Roberto Tremelloni, un socialista democratico, un servitore della Repubblica democratica. Articolo di Luca Bagatin

Oggi, gli italiani, lo dimostrano anche le recenti elezioni amministrative, non vanno più a votare, per la gran parte.

Non si riconoscono, infatti, in contenitori pressoché uguali e sempre più uguali, con il passare degli anni.

Contenutori volti a distruggere i diritti dei lavoratori; lo stato sociale; la sanità pubblica; a non fare nulla per i diritti degli anziani; delle donne e dei bambini; a non far nulla contro le baby gang e mantenere l'ordine pubblico.

Contenitori lontani tanto a livello nazionale, quanto a livello locale, dalle necessità dei cittadini e della comunità.

Contenitori che preferiscono piegarsi ai desiderata, sempre più sconsiderati e guerrafondai, di Bruxelles e Washington.
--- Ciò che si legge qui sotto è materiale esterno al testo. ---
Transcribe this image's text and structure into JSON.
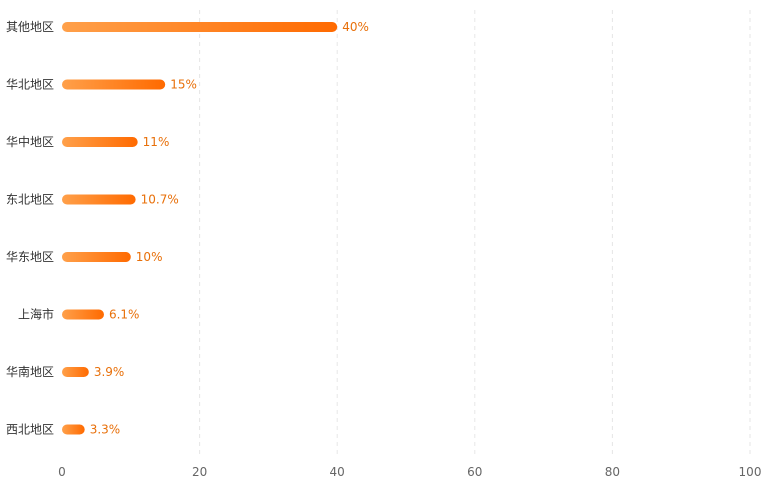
{
  "chart_data": {
    "type": "bar",
    "orientation": "horizontal",
    "categories": [
      "其他地区",
      "华北地区",
      "华中地区",
      "东北地区",
      "华东地区",
      "上海市",
      "华南地区",
      "西北地区"
    ],
    "values": [
      40,
      15,
      11,
      10.7,
      10,
      6.1,
      3.9,
      3.3
    ],
    "value_labels": [
      "40%",
      "15%",
      "11%",
      "10.7%",
      "10%",
      "6.1%",
      "3.9%",
      "3.3%"
    ],
    "xlim": [
      0,
      100
    ],
    "x_ticks": [
      0,
      20,
      40,
      60,
      80,
      100
    ],
    "title": "",
    "xlabel": "",
    "ylabel": "",
    "grid": "vertical dashed",
    "legend": "none",
    "colors": {
      "bar_start": "#ffa04a",
      "bar_end": "#ff6a00",
      "value_label": "#e8700a",
      "grid": "#e6e6e6"
    }
  }
}
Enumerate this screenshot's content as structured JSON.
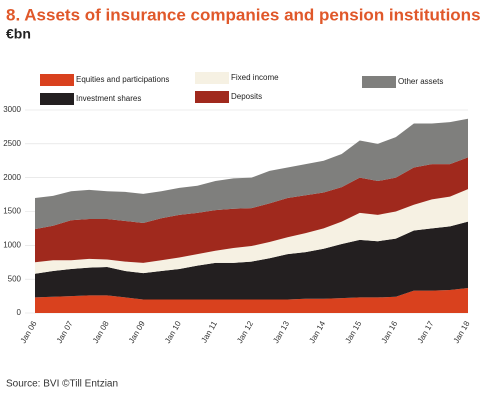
{
  "chart_data": {
    "type": "stacked_area",
    "title": "8. Assets of insurance companies and pension institutions",
    "subtitle": "€bn",
    "source": "Source: BVI ©Till Entzian",
    "categories": [
      "Jan 06",
      null,
      "Jan 07",
      null,
      "Jan 08",
      null,
      "Jan 09",
      null,
      "Jan 10",
      null,
      "Jan 11",
      null,
      "Jan 12",
      null,
      "Jan 13",
      null,
      "Jan 14",
      null,
      "Jan 15",
      null,
      "Jan 16",
      null,
      "Jan 17",
      null,
      "Jan 18"
    ],
    "series": [
      {
        "name": "Equities and participations",
        "color": "#d9411e",
        "values": [
          230,
          240,
          250,
          260,
          260,
          230,
          200,
          200,
          200,
          200,
          200,
          200,
          200,
          200,
          200,
          210,
          210,
          220,
          230,
          230,
          240,
          330,
          330,
          340,
          370
        ]
      },
      {
        "name": "Investment shares",
        "color": "#231f20",
        "values": [
          350,
          380,
          400,
          410,
          420,
          390,
          390,
          420,
          450,
          500,
          540,
          540,
          560,
          610,
          670,
          690,
          740,
          800,
          850,
          830,
          860,
          890,
          920,
          940,
          980
        ]
      },
      {
        "name": "Fixed income",
        "color": "#f6f1e3",
        "values": [
          170,
          160,
          130,
          130,
          110,
          140,
          150,
          160,
          170,
          170,
          180,
          220,
          230,
          240,
          250,
          280,
          300,
          330,
          400,
          390,
          400,
          380,
          430,
          440,
          480
        ]
      },
      {
        "name": "Deposits",
        "color": "#a0291d",
        "values": [
          490,
          510,
          590,
          590,
          600,
          600,
          590,
          620,
          630,
          610,
          600,
          580,
          560,
          570,
          580,
          560,
          530,
          510,
          520,
          500,
          500,
          550,
          520,
          480,
          470
        ]
      },
      {
        "name": "Other assets",
        "color": "#7f7f7d",
        "values": [
          460,
          440,
          430,
          430,
          410,
          430,
          430,
          400,
          400,
          400,
          430,
          450,
          450,
          480,
          450,
          460,
          470,
          490,
          550,
          550,
          600,
          650,
          600,
          620,
          570
        ]
      }
    ],
    "ylim": [
      0,
      3000
    ],
    "yticks": [
      0,
      500,
      1000,
      1500,
      2000,
      2500,
      3000
    ],
    "grid": true
  }
}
Che fanno di tutto per distruggere un Occidente alla deriva.

La storia che racconterò e che ho già raccontato in altri articoli e video, riassumendola, è quella di un politico onesto, di un servitore della comunità, attraverso lo Stato democratico italiano di una Repubblica che non esiste più.
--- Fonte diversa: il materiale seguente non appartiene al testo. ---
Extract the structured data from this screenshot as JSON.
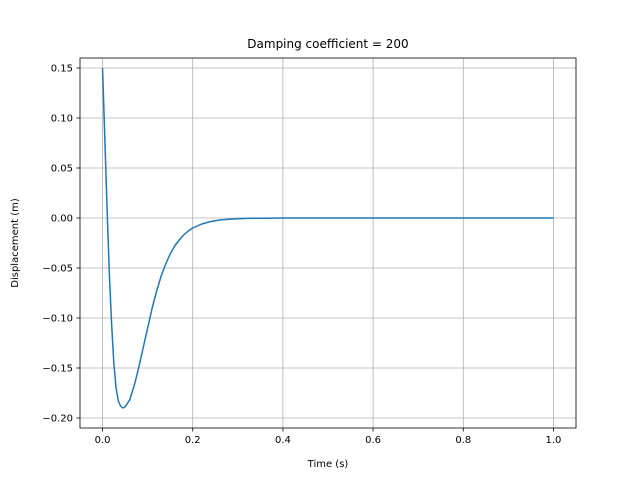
{
  "chart_data": {
    "type": "line",
    "title": "Damping coefficient = 200",
    "xlabel": "Time (s)",
    "ylabel": "Displacement (m)",
    "xlim": [
      -0.05,
      1.05
    ],
    "ylim": [
      -0.21,
      0.16
    ],
    "xticks": [
      0.0,
      0.2,
      0.4,
      0.6,
      0.8,
      1.0
    ],
    "xtick_labels": [
      "0.0",
      "0.2",
      "0.4",
      "0.6",
      "0.8",
      "1.0"
    ],
    "yticks": [
      0.15,
      0.1,
      0.05,
      0.0,
      -0.05,
      -0.1,
      -0.15,
      -0.2
    ],
    "ytick_labels": [
      "0.15",
      "0.10",
      "0.05",
      "0.00",
      "−0.05",
      "−0.10",
      "−0.15",
      "−0.20"
    ],
    "grid": true,
    "line_color": "#1f77b4",
    "series": [
      {
        "x": [
          0.0,
          0.005,
          0.01,
          0.015,
          0.02,
          0.025,
          0.03,
          0.035,
          0.04,
          0.045,
          0.05,
          0.06,
          0.07,
          0.08,
          0.09,
          0.1,
          0.11,
          0.12,
          0.13,
          0.14,
          0.15,
          0.16,
          0.17,
          0.18,
          0.19,
          0.2,
          0.22,
          0.24,
          0.26,
          0.28,
          0.3,
          0.32,
          0.35,
          0.38,
          0.4,
          0.45,
          0.5,
          0.6,
          0.7,
          0.8,
          0.9,
          1.0
        ],
        "y": [
          0.15,
          0.08,
          0.01,
          -0.055,
          -0.105,
          -0.145,
          -0.17,
          -0.183,
          -0.188,
          -0.19,
          -0.189,
          -0.182,
          -0.168,
          -0.15,
          -0.13,
          -0.11,
          -0.09,
          -0.073,
          -0.058,
          -0.046,
          -0.036,
          -0.028,
          -0.022,
          -0.017,
          -0.013,
          -0.01,
          -0.006,
          -0.0035,
          -0.002,
          -0.0012,
          -0.0007,
          -0.0004,
          -0.0002,
          -0.0001,
          -5e-05,
          -2e-05,
          0.0,
          0.0,
          0.0,
          0.0,
          0.0,
          0.0
        ]
      }
    ]
  }
}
Quella Prima Repubblica, nella quale, governavano partiti di autentico Centro-Sinistra. E non gli eredi degli opposti estremismi, approdati al liberal capitalismo assoluto e al fondamentalismo senza costrutto, che si dicono “riformisti” senza esserlo mai stati.

E' la storia di un socialista democratico, raccontata in primis da Mattia Granata, nel suo “Roberto Tremelloni, riformismo e sviluppo economico”, edito da Rubbettino, con il contributo del Centro per la cultura d'impresa.
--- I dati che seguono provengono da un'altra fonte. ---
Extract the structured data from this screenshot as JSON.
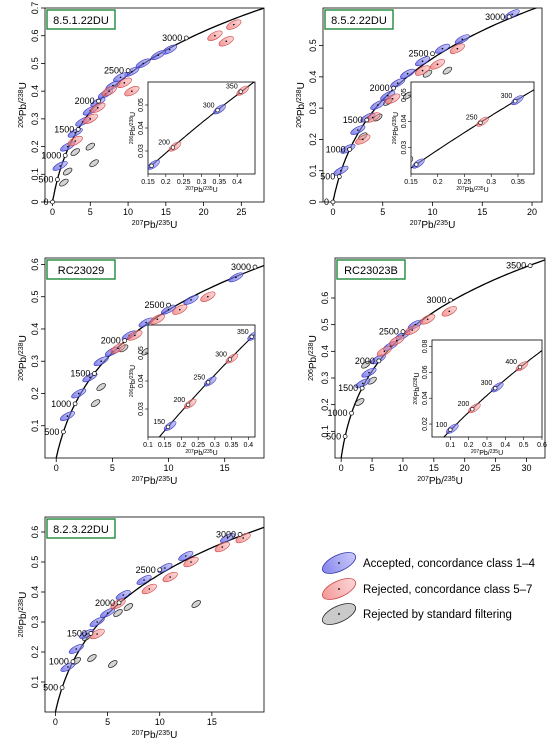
{
  "figure": {
    "legend": [
      {
        "label": "Accepted, concordance class 1–4",
        "color": "#6a6ae0"
      },
      {
        "label": "Rejected, concordance class 5–7",
        "color": "#f08080"
      },
      {
        "label": "Rejected by standard filtering",
        "color": "#a9a9a9"
      }
    ]
  },
  "chart_data": [
    {
      "type": "scatter",
      "sample": "8.5.1.22DU",
      "xlabel": "207Pb/235U",
      "ylabel": "206Pb/238U",
      "xlim": [
        -1,
        28
      ],
      "ylim": [
        0,
        0.7
      ],
      "xticks": [
        0,
        5,
        10,
        15,
        20,
        25
      ],
      "yticks": [
        0,
        0.1,
        0.2,
        0.3,
        0.4,
        0.5,
        0.6,
        0.7
      ],
      "concordia_labels": [
        {
          "age": "0",
          "x": 0.0,
          "y": 0.0
        },
        {
          "age": "500",
          "x": 0.64,
          "y": 0.081
        },
        {
          "age": "1000",
          "x": 1.68,
          "y": 0.168
        },
        {
          "age": "1500",
          "x": 3.4,
          "y": 0.262
        },
        {
          "age": "2000",
          "x": 6.1,
          "y": 0.364
        },
        {
          "age": "2500",
          "x": 10.0,
          "y": 0.474
        },
        {
          "age": "3000",
          "x": 17.7,
          "y": 0.592
        }
      ],
      "inset": {
        "xlim": [
          0.15,
          0.45
        ],
        "ylim": [
          0.02,
          0.06
        ],
        "xticks": [
          0.15,
          0.2,
          0.25,
          0.3,
          0.35,
          0.4
        ],
        "yticks": [
          0.03,
          0.04,
          0.05
        ],
        "ages": [
          {
            "age": "150",
            "x": 0.16,
            "y": 0.0236
          },
          {
            "age": "200",
            "x": 0.22,
            "y": 0.0315
          },
          {
            "age": "300",
            "x": 0.345,
            "y": 0.0477
          },
          {
            "age": "350",
            "x": 0.41,
            "y": 0.0558
          }
        ]
      },
      "accepted": [
        {
          "x": 15.5,
          "y": 0.55
        },
        {
          "x": 14.0,
          "y": 0.53
        },
        {
          "x": 12.0,
          "y": 0.5
        },
        {
          "x": 10.5,
          "y": 0.47
        },
        {
          "x": 9.0,
          "y": 0.45
        },
        {
          "x": 8.0,
          "y": 0.42
        },
        {
          "x": 7.0,
          "y": 0.39
        },
        {
          "x": 6.0,
          "y": 0.36
        },
        {
          "x": 5.0,
          "y": 0.33
        },
        {
          "x": 4.0,
          "y": 0.29
        },
        {
          "x": 3.0,
          "y": 0.25
        },
        {
          "x": 2.0,
          "y": 0.2
        },
        {
          "x": 1.0,
          "y": 0.13
        }
      ],
      "rejected_conc": [
        {
          "x": 24.0,
          "y": 0.64
        },
        {
          "x": 23.0,
          "y": 0.58
        },
        {
          "x": 21.5,
          "y": 0.6
        },
        {
          "x": 10.5,
          "y": 0.4
        },
        {
          "x": 9.5,
          "y": 0.43
        },
        {
          "x": 7.5,
          "y": 0.4
        },
        {
          "x": 6.0,
          "y": 0.34
        },
        {
          "x": 5.0,
          "y": 0.3
        },
        {
          "x": 3.0,
          "y": 0.22
        }
      ],
      "rejected_filter": [
        {
          "x": 5.5,
          "y": 0.14
        },
        {
          "x": 5.0,
          "y": 0.2
        },
        {
          "x": 3.0,
          "y": 0.18
        },
        {
          "x": 2.0,
          "y": 0.11
        },
        {
          "x": 1.5,
          "y": 0.07
        }
      ]
    },
    {
      "type": "scatter",
      "sample": "8.5.2.22DU",
      "xlabel": "207Pb/235U",
      "ylabel": "206Pb/238U",
      "xlim": [
        -1,
        21
      ],
      "ylim": [
        0,
        0.62
      ],
      "xticks": [
        0,
        5,
        10,
        15,
        20
      ],
      "yticks": [
        0,
        0.1,
        0.2,
        0.3,
        0.4,
        0.5
      ],
      "concordia_labels": [
        {
          "age": "0",
          "x": 0.0,
          "y": 0.0
        },
        {
          "age": "500",
          "x": 0.64,
          "y": 0.081
        },
        {
          "age": "1000",
          "x": 1.68,
          "y": 0.168
        },
        {
          "age": "1500",
          "x": 3.4,
          "y": 0.262
        },
        {
          "age": "2000",
          "x": 6.1,
          "y": 0.364
        },
        {
          "age": "2500",
          "x": 10.0,
          "y": 0.474
        },
        {
          "age": "3000",
          "x": 17.7,
          "y": 0.592
        }
      ],
      "inset": {
        "xlim": [
          0.15,
          0.38
        ],
        "ylim": [
          0.02,
          0.055
        ],
        "xticks": [
          0.15,
          0.2,
          0.25,
          0.3,
          0.35
        ],
        "yticks": [
          0.03,
          0.04,
          0.05
        ],
        "ages": [
          {
            "age": "150",
            "x": 0.16,
            "y": 0.0236
          },
          {
            "age": "250",
            "x": 0.28,
            "y": 0.0395
          },
          {
            "age": "300",
            "x": 0.345,
            "y": 0.0477
          }
        ]
      },
      "accepted": [
        {
          "x": 18.0,
          "y": 0.6
        },
        {
          "x": 13.0,
          "y": 0.52
        },
        {
          "x": 11.0,
          "y": 0.49
        },
        {
          "x": 9.0,
          "y": 0.45
        },
        {
          "x": 7.5,
          "y": 0.41
        },
        {
          "x": 6.5,
          "y": 0.38
        },
        {
          "x": 5.5,
          "y": 0.34
        },
        {
          "x": 4.5,
          "y": 0.31
        },
        {
          "x": 3.5,
          "y": 0.27
        },
        {
          "x": 2.5,
          "y": 0.23
        },
        {
          "x": 1.5,
          "y": 0.17
        },
        {
          "x": 0.8,
          "y": 0.1
        }
      ],
      "rejected_conc": [
        {
          "x": 12.5,
          "y": 0.49
        },
        {
          "x": 10.5,
          "y": 0.44
        },
        {
          "x": 9.0,
          "y": 0.42
        },
        {
          "x": 6.0,
          "y": 0.33
        },
        {
          "x": 4.0,
          "y": 0.27
        },
        {
          "x": 3.0,
          "y": 0.2
        }
      ],
      "rejected_filter": [
        {
          "x": 11.5,
          "y": 0.42
        },
        {
          "x": 9.5,
          "y": 0.41
        },
        {
          "x": 7.5,
          "y": 0.34
        },
        {
          "x": 5.5,
          "y": 0.32
        },
        {
          "x": 4.5,
          "y": 0.27
        },
        {
          "x": 3.0,
          "y": 0.21
        }
      ]
    },
    {
      "type": "scatter",
      "sample": "RC23029",
      "xlabel": "207Pb/235U",
      "ylabel": "206Pb/238U",
      "xlim": [
        -1,
        18.5
      ],
      "ylim": [
        0,
        0.62
      ],
      "xticks": [
        0,
        5,
        10,
        15
      ],
      "yticks": [
        0.1,
        0.2,
        0.3,
        0.4,
        0.5,
        0.6
      ],
      "concordia_labels": [
        {
          "age": "500",
          "x": 0.64,
          "y": 0.081
        },
        {
          "age": "1000",
          "x": 1.68,
          "y": 0.168
        },
        {
          "age": "1500",
          "x": 3.4,
          "y": 0.262
        },
        {
          "age": "2000",
          "x": 6.1,
          "y": 0.364
        },
        {
          "age": "2500",
          "x": 10.0,
          "y": 0.474
        },
        {
          "age": "3000",
          "x": 17.7,
          "y": 0.592
        }
      ],
      "inset": {
        "xlim": [
          0.1,
          0.42
        ],
        "ylim": [
          0.02,
          0.06
        ],
        "xticks": [
          0.1,
          0.15,
          0.2,
          0.25,
          0.3,
          0.35,
          0.4
        ],
        "yticks": [
          0.03,
          0.04,
          0.05
        ],
        "ages": [
          {
            "age": "150",
            "x": 0.16,
            "y": 0.0236
          },
          {
            "age": "200",
            "x": 0.22,
            "y": 0.0315
          },
          {
            "age": "250",
            "x": 0.28,
            "y": 0.0395
          },
          {
            "age": "300",
            "x": 0.345,
            "y": 0.0477
          },
          {
            "age": "350",
            "x": 0.41,
            "y": 0.0558
          }
        ]
      },
      "accepted": [
        {
          "x": 16.0,
          "y": 0.56
        },
        {
          "x": 12.0,
          "y": 0.49
        },
        {
          "x": 10.0,
          "y": 0.46
        },
        {
          "x": 8.0,
          "y": 0.42
        },
        {
          "x": 6.5,
          "y": 0.38
        },
        {
          "x": 5.0,
          "y": 0.33
        },
        {
          "x": 4.0,
          "y": 0.3
        },
        {
          "x": 3.0,
          "y": 0.25
        },
        {
          "x": 2.0,
          "y": 0.2
        },
        {
          "x": 1.0,
          "y": 0.13
        }
      ],
      "rejected_conc": [
        {
          "x": 13.5,
          "y": 0.5
        },
        {
          "x": 11.0,
          "y": 0.46
        },
        {
          "x": 9.0,
          "y": 0.43
        },
        {
          "x": 7.0,
          "y": 0.38
        },
        {
          "x": 5.5,
          "y": 0.34
        }
      ],
      "rejected_filter": [
        {
          "x": 8.0,
          "y": 0.33
        },
        {
          "x": 6.0,
          "y": 0.34
        },
        {
          "x": 4.0,
          "y": 0.22
        },
        {
          "x": 3.5,
          "y": 0.17
        }
      ]
    },
    {
      "type": "scatter",
      "sample": "RC23023B",
      "xlabel": "207Pb/235U",
      "ylabel": "206Pb/238U",
      "xlim": [
        -1,
        33
      ],
      "ylim": [
        0,
        0.75
      ],
      "xticks": [
        0,
        5,
        10,
        15,
        20,
        25,
        30
      ],
      "yticks": [
        0.1,
        0.2,
        0.3,
        0.4,
        0.5,
        0.6
      ],
      "concordia_labels": [
        {
          "age": "500",
          "x": 0.64,
          "y": 0.081
        },
        {
          "age": "1000",
          "x": 1.68,
          "y": 0.168
        },
        {
          "age": "1500",
          "x": 3.4,
          "y": 0.262
        },
        {
          "age": "2000",
          "x": 6.1,
          "y": 0.364
        },
        {
          "age": "2500",
          "x": 10.0,
          "y": 0.474
        },
        {
          "age": "3000",
          "x": 17.7,
          "y": 0.592
        },
        {
          "age": "3500",
          "x": 30.6,
          "y": 0.721
        }
      ],
      "inset": {
        "xlim": [
          0,
          0.6
        ],
        "ylim": [
          0.01,
          0.085
        ],
        "xticks": [
          0.1,
          0.2,
          0.3,
          0.4,
          0.5,
          0.6
        ],
        "yticks": [
          0.02,
          0.04,
          0.06,
          0.08
        ],
        "ages": [
          {
            "age": "100",
            "x": 0.1,
            "y": 0.0156
          },
          {
            "age": "200",
            "x": 0.22,
            "y": 0.0315
          },
          {
            "age": "300",
            "x": 0.345,
            "y": 0.0477
          },
          {
            "age": "400",
            "x": 0.48,
            "y": 0.064
          }
        ]
      },
      "accepted": [
        {
          "x": 12.0,
          "y": 0.5
        },
        {
          "x": 10.0,
          "y": 0.46
        },
        {
          "x": 8.0,
          "y": 0.42
        },
        {
          "x": 6.0,
          "y": 0.37
        },
        {
          "x": 4.5,
          "y": 0.32
        },
        {
          "x": 3.5,
          "y": 0.28
        }
      ],
      "rejected_conc": [
        {
          "x": 17.5,
          "y": 0.55
        },
        {
          "x": 14.0,
          "y": 0.52
        },
        {
          "x": 11.5,
          "y": 0.48
        },
        {
          "x": 9.0,
          "y": 0.44
        },
        {
          "x": 7.0,
          "y": 0.4
        }
      ],
      "rejected_filter": [
        {
          "x": 5.0,
          "y": 0.29
        },
        {
          "x": 4.0,
          "y": 0.35
        },
        {
          "x": 3.0,
          "y": 0.21
        }
      ]
    },
    {
      "type": "scatter",
      "sample": "8.2.3.22DU",
      "xlabel": "207Pb/235U",
      "ylabel": "206Pb/238U",
      "xlim": [
        -1,
        20
      ],
      "ylim": [
        0,
        0.65
      ],
      "xticks": [
        0,
        5,
        10,
        15
      ],
      "yticks": [
        0.1,
        0.2,
        0.3,
        0.4,
        0.5,
        0.6
      ],
      "concordia_labels": [
        {
          "age": "500",
          "x": 0.64,
          "y": 0.081
        },
        {
          "age": "1000",
          "x": 1.68,
          "y": 0.168
        },
        {
          "age": "1500",
          "x": 3.4,
          "y": 0.262
        },
        {
          "age": "2000",
          "x": 6.1,
          "y": 0.364
        },
        {
          "age": "2500",
          "x": 10.0,
          "y": 0.474
        },
        {
          "age": "3000",
          "x": 17.7,
          "y": 0.592
        }
      ],
      "accepted": [
        {
          "x": 16.5,
          "y": 0.58
        },
        {
          "x": 12.5,
          "y": 0.52
        },
        {
          "x": 10.5,
          "y": 0.48
        },
        {
          "x": 8.5,
          "y": 0.44
        },
        {
          "x": 6.5,
          "y": 0.39
        },
        {
          "x": 5.0,
          "y": 0.33
        },
        {
          "x": 4.0,
          "y": 0.3
        },
        {
          "x": 3.0,
          "y": 0.26
        },
        {
          "x": 2.0,
          "y": 0.21
        },
        {
          "x": 1.2,
          "y": 0.15
        }
      ],
      "rejected_conc": [
        {
          "x": 18.0,
          "y": 0.58
        },
        {
          "x": 16.0,
          "y": 0.55
        },
        {
          "x": 13.0,
          "y": 0.5
        },
        {
          "x": 11.0,
          "y": 0.45
        },
        {
          "x": 9.0,
          "y": 0.41
        },
        {
          "x": 6.0,
          "y": 0.36
        },
        {
          "x": 4.0,
          "y": 0.26
        }
      ],
      "rejected_filter": [
        {
          "x": 13.5,
          "y": 0.36
        },
        {
          "x": 7.0,
          "y": 0.35
        },
        {
          "x": 6.0,
          "y": 0.33
        },
        {
          "x": 5.5,
          "y": 0.16
        },
        {
          "x": 3.5,
          "y": 0.18
        },
        {
          "x": 3.0,
          "y": 0.25
        },
        {
          "x": 2.0,
          "y": 0.17
        }
      ]
    }
  ]
}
Di Roberto Tremelloni (1900 – 1987), che ricoprì i Ministeri dell'Industria e del Commercio; del Tesoro, delle Finanze e della Difesa, Enrico Mattei ebbe a scrivere, a proposito del suo modo di fare politica: “Socialista genuino, uomo di cultura moderna, l'On. Tremelloni ha indicato, senza demagogia, quello che un governo socialista deve fare (…), un dirigista, certo, ma un dirigista serio, non un facilone né un demagogo”.

Tremelloni nacque a Milano, in una famiglia povera e questo ha formato profondamente il suo carattere e il suo modo retto di fare politica.

Come riporta Granata, nel suo saggio, Tremelloni scrisse di sé: “Mi sembra molto importante, nel lungo andare della mia vita, il fatto di essere nato povero. Ciò ha giovato alla formazione del mio carattere. Io benedico spesso di essere stato allevato in un ambiente di difficoltà e ristrettezze materiali. Benedico questa scuola perché le difficoltà e le ristrettezze non mi fanno più paura. Perché lo sforzo per superarle diventa abitudine”.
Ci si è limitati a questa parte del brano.